Although renewables have positive environmental and energy security attributes, EIA said most renewable technologies other than hydroelectricity are not able to compete economically with fossil fuels during the projection period, except in a few regions or niche markets. It said government policies or incentives often provide the primary economic motivation for construction of renewables generation facilities.

Greatest hydro growth in developing countries

The report noted the greatest increase in hydroelectric growth is outside the developed countries of the Organization for Economic Cooperation and Development (OECD).

“In the OECD nations, most of the hydroelectric resources that are both economical to develop and also meet environmental regulations already have been exploited,” EIA said. “With the exceptions of Canada and Turkey, there are few large-scale hydroelectric projects planned for the future.”

In the non-OECD countries, hydropower is expected to be the predominant source of renewable energy growth. This is due to mid- to large-scale hydroelectric plants to be completed in China, India, Brazil, and a number of nations in Southeast Asia, including Malaysia and Vietnam.

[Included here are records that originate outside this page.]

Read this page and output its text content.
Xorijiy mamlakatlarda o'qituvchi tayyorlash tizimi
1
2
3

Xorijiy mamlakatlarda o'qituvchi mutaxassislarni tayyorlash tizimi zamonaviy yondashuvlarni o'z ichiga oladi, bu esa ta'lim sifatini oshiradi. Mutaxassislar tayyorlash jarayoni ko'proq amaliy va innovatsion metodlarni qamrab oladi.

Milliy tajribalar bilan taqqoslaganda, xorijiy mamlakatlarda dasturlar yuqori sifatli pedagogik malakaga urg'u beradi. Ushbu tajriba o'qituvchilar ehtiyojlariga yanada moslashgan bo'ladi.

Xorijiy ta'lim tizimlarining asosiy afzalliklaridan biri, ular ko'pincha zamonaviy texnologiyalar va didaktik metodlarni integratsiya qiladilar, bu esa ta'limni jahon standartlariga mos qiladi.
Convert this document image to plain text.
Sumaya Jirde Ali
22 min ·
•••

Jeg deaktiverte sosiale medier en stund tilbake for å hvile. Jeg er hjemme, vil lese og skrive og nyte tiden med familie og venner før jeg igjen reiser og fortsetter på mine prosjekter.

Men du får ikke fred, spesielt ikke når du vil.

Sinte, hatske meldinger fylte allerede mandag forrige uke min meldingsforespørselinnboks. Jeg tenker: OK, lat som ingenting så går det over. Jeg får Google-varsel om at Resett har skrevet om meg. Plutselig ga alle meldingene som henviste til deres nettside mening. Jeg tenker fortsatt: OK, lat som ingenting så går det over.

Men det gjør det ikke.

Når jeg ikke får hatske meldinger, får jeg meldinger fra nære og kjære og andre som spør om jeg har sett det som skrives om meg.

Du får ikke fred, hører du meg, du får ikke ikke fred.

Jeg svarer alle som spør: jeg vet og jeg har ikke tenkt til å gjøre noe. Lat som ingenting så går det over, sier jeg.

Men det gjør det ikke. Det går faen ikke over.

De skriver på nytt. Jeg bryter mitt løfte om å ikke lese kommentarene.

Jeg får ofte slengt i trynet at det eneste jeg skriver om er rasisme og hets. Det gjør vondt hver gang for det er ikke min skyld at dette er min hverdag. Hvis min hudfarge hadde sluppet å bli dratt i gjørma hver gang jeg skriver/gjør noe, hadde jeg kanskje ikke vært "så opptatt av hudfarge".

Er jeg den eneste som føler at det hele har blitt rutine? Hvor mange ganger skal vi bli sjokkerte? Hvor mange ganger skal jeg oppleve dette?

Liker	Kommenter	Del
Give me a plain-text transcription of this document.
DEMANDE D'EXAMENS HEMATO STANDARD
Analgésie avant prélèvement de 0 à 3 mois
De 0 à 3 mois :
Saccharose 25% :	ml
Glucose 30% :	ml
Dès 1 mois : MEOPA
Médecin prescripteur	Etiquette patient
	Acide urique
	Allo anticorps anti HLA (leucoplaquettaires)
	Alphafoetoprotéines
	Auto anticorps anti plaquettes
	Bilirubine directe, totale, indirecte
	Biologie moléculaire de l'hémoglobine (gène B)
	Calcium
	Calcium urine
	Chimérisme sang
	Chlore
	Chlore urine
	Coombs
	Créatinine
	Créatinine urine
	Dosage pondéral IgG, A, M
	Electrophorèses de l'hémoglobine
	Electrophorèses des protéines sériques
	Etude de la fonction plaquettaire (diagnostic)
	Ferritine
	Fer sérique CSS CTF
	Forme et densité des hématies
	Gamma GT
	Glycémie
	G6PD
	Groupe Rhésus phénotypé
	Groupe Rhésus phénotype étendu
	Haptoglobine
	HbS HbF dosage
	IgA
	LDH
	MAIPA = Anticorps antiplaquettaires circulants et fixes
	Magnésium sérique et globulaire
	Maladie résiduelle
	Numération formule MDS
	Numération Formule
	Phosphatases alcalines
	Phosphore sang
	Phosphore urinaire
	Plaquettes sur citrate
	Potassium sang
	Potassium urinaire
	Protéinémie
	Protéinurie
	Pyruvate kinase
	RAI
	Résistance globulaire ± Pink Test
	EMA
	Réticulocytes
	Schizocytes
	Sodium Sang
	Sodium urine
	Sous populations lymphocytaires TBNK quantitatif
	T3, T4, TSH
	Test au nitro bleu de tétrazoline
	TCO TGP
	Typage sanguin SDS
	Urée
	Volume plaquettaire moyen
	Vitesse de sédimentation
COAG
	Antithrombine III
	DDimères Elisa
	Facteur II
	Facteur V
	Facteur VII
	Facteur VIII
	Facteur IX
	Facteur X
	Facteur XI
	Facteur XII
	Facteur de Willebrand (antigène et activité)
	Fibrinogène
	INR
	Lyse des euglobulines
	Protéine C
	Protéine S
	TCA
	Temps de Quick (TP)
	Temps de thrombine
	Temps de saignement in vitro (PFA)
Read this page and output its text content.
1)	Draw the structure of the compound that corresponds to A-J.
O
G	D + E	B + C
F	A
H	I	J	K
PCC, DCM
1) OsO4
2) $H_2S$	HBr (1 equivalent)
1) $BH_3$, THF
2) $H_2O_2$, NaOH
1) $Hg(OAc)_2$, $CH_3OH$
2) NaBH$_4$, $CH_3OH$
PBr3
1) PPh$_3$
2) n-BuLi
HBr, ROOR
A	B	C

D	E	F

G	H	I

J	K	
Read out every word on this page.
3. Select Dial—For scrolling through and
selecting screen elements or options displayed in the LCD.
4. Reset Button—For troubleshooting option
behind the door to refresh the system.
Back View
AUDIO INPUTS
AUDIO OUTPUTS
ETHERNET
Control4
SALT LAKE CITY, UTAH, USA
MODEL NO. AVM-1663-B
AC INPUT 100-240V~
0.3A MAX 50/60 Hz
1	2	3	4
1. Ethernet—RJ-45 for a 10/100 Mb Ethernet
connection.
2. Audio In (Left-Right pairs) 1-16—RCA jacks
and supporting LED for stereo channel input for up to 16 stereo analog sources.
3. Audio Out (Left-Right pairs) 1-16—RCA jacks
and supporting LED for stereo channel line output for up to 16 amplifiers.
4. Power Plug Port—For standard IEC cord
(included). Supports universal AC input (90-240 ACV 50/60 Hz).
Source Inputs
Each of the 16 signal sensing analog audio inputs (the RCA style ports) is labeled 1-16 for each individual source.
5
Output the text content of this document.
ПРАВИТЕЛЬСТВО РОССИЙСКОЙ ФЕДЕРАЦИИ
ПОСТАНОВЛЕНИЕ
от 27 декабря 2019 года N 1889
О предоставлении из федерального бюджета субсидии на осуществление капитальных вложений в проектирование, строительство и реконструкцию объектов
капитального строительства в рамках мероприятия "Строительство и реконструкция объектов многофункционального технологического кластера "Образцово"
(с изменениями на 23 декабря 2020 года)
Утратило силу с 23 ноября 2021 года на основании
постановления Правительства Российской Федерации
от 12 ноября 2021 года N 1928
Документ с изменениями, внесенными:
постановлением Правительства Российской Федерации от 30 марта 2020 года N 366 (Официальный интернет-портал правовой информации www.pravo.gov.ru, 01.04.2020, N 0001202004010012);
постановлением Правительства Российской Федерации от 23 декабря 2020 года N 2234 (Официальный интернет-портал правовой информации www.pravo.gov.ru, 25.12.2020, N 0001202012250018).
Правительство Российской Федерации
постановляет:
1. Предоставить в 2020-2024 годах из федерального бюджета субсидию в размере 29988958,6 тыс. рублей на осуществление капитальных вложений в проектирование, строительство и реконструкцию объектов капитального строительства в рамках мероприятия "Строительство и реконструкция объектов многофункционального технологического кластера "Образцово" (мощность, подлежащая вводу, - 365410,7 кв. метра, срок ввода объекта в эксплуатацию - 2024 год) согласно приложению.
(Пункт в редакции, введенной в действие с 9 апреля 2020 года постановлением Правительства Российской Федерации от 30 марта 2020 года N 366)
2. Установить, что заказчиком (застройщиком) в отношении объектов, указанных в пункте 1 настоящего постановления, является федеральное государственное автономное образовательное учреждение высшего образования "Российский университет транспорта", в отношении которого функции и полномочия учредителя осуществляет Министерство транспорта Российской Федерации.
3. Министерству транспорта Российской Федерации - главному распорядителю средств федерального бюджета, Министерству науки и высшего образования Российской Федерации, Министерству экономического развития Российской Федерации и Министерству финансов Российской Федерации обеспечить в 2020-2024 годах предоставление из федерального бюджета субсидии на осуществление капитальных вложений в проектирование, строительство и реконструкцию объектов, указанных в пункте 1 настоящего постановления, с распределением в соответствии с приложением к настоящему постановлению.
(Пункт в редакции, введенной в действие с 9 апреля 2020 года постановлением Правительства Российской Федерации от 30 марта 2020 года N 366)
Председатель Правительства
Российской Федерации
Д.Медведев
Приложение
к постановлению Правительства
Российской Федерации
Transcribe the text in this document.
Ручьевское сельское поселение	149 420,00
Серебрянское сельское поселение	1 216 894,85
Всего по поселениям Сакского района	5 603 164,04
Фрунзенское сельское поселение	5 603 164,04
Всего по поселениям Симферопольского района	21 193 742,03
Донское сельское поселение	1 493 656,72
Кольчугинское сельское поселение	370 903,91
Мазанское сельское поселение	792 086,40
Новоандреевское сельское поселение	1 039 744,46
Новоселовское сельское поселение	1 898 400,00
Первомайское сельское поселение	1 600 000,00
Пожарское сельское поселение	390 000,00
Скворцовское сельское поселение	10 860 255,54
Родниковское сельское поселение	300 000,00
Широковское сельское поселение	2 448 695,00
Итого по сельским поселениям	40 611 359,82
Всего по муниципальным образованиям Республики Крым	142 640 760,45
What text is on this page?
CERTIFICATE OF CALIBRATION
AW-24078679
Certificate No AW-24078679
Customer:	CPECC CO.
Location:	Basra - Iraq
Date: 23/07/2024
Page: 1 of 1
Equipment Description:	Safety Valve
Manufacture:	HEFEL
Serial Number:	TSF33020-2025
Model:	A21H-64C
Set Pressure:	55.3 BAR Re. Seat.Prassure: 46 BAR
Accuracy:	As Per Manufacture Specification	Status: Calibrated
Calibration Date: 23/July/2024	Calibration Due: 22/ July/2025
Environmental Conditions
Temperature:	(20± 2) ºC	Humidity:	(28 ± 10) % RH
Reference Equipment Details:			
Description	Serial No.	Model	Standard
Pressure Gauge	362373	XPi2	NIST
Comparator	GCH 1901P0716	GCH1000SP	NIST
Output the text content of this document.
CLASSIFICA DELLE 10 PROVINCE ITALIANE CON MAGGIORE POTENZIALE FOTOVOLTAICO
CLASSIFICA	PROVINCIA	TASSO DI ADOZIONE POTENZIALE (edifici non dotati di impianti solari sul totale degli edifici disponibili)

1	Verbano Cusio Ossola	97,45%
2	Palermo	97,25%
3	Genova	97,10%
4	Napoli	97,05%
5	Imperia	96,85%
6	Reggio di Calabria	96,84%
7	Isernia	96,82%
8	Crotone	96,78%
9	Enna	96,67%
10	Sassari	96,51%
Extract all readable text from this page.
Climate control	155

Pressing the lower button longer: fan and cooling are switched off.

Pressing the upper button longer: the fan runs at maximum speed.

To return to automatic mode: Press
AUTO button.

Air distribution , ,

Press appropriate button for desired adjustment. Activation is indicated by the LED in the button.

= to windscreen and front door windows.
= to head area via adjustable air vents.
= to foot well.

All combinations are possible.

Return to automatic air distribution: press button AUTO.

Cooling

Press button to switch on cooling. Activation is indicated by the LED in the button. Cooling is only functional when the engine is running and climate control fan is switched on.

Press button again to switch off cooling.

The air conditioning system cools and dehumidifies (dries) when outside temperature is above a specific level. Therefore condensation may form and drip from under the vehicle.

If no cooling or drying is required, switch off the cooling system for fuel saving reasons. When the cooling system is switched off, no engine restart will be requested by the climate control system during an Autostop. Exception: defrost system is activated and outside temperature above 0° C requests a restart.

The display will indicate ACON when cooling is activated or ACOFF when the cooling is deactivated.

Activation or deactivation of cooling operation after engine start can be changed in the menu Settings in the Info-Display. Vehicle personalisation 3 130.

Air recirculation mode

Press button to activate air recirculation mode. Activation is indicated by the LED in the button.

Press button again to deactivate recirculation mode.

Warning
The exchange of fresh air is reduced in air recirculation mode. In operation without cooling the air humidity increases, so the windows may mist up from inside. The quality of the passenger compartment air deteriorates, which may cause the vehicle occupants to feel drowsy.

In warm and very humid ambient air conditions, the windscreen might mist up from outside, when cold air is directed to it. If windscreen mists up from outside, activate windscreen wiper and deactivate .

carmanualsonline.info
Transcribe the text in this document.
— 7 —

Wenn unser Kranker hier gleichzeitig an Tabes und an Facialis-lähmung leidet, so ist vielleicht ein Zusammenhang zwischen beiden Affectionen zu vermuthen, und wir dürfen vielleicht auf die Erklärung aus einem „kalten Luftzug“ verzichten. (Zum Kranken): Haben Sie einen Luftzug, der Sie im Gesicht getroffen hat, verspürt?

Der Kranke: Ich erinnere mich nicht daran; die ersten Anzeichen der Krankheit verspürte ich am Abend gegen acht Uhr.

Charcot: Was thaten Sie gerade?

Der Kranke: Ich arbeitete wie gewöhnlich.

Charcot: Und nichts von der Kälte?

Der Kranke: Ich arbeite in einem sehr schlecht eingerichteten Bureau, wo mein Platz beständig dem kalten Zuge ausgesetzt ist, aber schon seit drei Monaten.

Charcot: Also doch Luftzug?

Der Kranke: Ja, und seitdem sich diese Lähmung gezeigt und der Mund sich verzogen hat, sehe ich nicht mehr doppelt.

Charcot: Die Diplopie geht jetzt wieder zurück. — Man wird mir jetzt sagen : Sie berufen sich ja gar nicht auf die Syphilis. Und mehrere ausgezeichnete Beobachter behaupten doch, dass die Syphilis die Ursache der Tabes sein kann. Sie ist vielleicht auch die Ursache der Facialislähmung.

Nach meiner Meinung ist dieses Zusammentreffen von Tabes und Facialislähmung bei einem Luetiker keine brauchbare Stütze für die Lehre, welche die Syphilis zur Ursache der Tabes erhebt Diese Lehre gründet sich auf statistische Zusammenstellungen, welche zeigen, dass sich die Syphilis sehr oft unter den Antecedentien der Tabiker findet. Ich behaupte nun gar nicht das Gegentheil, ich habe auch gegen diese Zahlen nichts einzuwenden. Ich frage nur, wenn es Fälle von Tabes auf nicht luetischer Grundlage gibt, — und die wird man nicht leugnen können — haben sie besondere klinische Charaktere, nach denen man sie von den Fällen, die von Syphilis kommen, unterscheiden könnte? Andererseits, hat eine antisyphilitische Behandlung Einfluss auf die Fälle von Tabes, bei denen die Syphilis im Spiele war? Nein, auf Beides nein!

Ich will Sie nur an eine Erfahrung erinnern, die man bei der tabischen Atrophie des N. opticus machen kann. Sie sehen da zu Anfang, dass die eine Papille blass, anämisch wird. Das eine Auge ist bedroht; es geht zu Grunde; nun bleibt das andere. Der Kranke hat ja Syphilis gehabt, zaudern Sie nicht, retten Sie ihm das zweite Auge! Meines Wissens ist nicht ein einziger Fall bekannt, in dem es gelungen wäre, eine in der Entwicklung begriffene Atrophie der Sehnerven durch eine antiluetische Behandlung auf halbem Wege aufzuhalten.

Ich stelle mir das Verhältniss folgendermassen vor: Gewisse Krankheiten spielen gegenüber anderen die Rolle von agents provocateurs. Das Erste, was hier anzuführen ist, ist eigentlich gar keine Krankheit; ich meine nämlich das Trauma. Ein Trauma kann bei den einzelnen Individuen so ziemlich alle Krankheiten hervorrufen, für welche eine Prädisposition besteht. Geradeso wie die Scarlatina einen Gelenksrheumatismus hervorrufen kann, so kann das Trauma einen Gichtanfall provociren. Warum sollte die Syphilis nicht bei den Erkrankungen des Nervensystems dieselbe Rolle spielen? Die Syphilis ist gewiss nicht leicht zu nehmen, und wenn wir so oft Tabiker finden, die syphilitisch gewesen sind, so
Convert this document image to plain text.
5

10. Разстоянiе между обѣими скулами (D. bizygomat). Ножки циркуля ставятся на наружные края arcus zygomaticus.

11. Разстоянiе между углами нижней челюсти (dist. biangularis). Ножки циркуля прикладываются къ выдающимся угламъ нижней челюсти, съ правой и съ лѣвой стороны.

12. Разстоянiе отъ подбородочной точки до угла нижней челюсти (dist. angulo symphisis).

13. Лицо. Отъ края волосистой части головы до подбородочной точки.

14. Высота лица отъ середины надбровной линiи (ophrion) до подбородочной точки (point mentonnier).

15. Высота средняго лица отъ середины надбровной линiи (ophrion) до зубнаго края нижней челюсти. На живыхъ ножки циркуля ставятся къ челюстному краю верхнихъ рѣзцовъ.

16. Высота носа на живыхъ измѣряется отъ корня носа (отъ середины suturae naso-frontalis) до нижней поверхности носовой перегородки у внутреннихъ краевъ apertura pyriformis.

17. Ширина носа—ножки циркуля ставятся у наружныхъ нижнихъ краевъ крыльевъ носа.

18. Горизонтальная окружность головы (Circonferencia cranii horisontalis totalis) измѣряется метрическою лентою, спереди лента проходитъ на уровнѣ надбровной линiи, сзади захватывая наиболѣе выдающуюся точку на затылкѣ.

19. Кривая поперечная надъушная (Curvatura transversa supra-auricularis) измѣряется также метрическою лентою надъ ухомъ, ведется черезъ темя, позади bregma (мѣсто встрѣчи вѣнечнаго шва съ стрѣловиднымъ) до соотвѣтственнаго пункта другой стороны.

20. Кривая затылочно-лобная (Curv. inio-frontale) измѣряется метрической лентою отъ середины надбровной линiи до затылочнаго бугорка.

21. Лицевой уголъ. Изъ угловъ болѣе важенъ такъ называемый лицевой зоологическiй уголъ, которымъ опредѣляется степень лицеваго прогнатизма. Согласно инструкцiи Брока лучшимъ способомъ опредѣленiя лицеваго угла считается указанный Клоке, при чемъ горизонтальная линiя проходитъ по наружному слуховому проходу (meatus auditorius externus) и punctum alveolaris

The report predicted world hydropower generation will increase to 5.6 trillion kWh by 2035 from 3.1 trillion kWh in 2008. Wind generation is expected to increase to 1.4 trillion kWh in 2035 from 210 billion kWh in 2008. Other renewables are expected to increase to 1.1 trillion kWh in 2035 from 331 billion kWh in 2008.

Total world net electricity generation is expected to increase 84 percent, the report said, to 35.2 trillion kWh in 2035 from 19.1 trillion kWh in 2008. Greatest growth is expected in non-OECD countries where a large amount of potential demand remains unsatisfied.

International Energy Outlook 2011
may be obtained free of charge from the U.S. Energy Information Administration Internet site, www.eia.doe.gov.